Telstra has estimated the cost of connecting fibre to every home in the country at $30 billion. This is beyond the company's capital resources unless it can get a long access holiday - that is, unless it is removed from the ACCC access regime until Telstra makes a return on capital from it.
An informal conversation has already started about this, along with a couple of fibre network pilots in Queensland.
The issue collides potently with privatisation.
The most efficient builder of a $30 billion national fibre network is the Government, just as it was the most efficient builder of the copper network. It is clearly essential infrastructure, to be used by future generations and should be funded by government debt - not the far more expensive private capital that Telstra can raise.
In fact, it would be a national scandal if Telstra funded this new network using expensive capital and then received an access holiday (that is, monopoly pricing) to pay for it, when the Government could do it for half the capital cost and make it available to all-comers.
But a new government network would destroy Telstra's existing infrastructure business. The Government owns half of Telstra and is a seller, motivated to preserve its value in the face of collapsing phone call prices. It has a huge conflict of interest.

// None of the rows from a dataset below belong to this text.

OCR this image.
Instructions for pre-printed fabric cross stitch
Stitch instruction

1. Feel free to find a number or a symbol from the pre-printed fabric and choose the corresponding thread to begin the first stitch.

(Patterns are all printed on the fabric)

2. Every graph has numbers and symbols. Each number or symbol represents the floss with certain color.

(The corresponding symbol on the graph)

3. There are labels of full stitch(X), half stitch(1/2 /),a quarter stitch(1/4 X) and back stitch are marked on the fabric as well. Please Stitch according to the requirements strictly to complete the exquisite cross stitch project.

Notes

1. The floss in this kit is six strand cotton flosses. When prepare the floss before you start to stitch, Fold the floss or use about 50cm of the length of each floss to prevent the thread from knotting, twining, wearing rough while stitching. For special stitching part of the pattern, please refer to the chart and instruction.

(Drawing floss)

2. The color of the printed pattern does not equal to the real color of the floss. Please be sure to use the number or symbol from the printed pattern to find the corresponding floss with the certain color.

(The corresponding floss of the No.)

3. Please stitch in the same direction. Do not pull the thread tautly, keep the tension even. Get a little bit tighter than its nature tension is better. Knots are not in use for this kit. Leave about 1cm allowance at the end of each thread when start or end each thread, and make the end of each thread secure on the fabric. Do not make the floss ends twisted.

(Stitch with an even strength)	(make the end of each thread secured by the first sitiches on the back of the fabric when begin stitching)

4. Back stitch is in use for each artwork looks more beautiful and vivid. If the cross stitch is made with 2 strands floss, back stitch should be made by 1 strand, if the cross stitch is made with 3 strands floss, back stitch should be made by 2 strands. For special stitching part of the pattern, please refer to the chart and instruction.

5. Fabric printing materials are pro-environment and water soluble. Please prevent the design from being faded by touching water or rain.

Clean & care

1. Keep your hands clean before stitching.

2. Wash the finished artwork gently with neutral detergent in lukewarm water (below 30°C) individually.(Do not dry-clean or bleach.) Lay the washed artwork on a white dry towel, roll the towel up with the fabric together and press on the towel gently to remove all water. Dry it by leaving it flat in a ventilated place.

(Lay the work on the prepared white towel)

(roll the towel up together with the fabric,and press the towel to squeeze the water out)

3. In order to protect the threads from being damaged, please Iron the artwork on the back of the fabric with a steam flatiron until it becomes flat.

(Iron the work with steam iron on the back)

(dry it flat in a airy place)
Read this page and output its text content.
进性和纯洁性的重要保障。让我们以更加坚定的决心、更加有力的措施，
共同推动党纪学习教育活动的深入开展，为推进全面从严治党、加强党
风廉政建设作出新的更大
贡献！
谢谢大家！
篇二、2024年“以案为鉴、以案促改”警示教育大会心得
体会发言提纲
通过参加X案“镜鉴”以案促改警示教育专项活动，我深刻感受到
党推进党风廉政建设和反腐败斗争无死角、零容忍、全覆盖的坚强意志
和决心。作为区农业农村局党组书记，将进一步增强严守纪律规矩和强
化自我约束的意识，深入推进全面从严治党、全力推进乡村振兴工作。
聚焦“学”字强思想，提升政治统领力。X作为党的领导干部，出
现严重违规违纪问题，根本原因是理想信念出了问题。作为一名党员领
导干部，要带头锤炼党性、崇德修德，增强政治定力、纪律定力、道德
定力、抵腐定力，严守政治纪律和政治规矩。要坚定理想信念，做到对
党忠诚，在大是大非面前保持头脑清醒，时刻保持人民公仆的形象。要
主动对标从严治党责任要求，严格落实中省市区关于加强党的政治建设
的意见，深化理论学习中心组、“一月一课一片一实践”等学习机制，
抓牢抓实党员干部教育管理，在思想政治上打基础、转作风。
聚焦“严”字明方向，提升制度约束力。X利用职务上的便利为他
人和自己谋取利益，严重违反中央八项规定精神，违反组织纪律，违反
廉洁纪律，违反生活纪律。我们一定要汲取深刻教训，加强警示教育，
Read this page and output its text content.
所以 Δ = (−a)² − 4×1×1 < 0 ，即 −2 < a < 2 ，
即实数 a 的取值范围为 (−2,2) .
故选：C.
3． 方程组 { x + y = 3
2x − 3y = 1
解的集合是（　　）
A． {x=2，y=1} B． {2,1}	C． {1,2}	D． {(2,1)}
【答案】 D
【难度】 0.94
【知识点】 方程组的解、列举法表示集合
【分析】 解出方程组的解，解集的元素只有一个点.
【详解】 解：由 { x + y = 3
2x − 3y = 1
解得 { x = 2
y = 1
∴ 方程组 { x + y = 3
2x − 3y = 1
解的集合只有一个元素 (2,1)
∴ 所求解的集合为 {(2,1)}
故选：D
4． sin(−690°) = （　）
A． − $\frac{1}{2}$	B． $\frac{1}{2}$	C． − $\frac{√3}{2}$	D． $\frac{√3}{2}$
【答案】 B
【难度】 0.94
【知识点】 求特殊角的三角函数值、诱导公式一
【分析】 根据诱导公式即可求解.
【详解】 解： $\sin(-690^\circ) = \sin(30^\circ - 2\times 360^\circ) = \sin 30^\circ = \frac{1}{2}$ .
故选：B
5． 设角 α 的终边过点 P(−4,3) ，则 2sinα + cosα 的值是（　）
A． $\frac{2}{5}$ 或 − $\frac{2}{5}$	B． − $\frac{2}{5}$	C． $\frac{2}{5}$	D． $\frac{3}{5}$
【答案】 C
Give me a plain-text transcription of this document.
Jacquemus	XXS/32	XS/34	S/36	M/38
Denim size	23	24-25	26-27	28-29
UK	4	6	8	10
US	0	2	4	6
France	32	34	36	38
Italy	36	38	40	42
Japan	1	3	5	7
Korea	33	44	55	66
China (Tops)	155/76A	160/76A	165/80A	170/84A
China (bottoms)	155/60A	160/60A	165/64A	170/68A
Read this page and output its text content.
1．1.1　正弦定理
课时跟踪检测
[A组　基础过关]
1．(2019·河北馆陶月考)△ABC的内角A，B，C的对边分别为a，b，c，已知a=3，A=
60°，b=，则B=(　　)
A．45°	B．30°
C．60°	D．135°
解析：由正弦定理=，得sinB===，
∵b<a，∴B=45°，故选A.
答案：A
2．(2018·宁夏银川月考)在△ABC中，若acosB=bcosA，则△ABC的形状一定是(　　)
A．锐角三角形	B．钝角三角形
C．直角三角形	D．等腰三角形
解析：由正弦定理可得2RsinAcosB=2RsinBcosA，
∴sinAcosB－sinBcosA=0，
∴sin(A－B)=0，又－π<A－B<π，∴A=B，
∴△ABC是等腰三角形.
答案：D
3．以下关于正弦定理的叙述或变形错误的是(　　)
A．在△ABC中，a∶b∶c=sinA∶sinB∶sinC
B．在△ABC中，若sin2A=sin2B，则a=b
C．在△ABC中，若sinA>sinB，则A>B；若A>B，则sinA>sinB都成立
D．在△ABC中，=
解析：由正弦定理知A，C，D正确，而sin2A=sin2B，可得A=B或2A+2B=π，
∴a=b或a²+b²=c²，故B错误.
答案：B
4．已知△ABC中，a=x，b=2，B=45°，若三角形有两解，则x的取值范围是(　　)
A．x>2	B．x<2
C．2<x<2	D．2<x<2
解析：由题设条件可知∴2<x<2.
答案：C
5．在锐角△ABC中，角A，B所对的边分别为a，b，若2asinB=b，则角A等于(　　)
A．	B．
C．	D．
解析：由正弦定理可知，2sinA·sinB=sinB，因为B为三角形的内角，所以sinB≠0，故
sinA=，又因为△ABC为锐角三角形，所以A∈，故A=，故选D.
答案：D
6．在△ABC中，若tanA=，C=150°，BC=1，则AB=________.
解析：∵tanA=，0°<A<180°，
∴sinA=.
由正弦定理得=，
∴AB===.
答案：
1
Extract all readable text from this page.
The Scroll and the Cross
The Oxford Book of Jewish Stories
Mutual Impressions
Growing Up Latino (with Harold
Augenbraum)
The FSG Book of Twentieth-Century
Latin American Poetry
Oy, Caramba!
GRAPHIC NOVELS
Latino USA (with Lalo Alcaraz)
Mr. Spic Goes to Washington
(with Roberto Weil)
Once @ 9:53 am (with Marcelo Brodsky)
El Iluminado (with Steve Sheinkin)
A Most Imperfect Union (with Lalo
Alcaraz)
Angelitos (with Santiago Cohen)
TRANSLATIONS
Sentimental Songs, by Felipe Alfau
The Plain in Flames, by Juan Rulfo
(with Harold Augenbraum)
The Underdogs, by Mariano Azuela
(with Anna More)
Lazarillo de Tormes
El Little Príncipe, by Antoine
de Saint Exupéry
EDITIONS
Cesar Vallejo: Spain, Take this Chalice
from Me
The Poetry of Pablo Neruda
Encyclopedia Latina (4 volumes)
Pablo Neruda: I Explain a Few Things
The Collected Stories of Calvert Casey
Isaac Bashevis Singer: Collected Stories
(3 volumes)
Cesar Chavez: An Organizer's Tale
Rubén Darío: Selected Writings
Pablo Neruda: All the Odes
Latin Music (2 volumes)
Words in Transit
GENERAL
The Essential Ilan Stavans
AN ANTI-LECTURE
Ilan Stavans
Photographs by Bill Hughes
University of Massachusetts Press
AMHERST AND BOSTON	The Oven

This discussion is vastly complicated and important for the nation and for Telstra, and now leading it is Donald McGauchie - farmer, Reserve Bank board member and professional director. Let's all wish him luck.
Let's not. Let's ask instead why Telstra should not be split into a public network provider and a private access retailer. Especially when it is clearly abusing it's effective monopoly in a rent-seeking binge by raising retail phone costs and wholesale network access costs.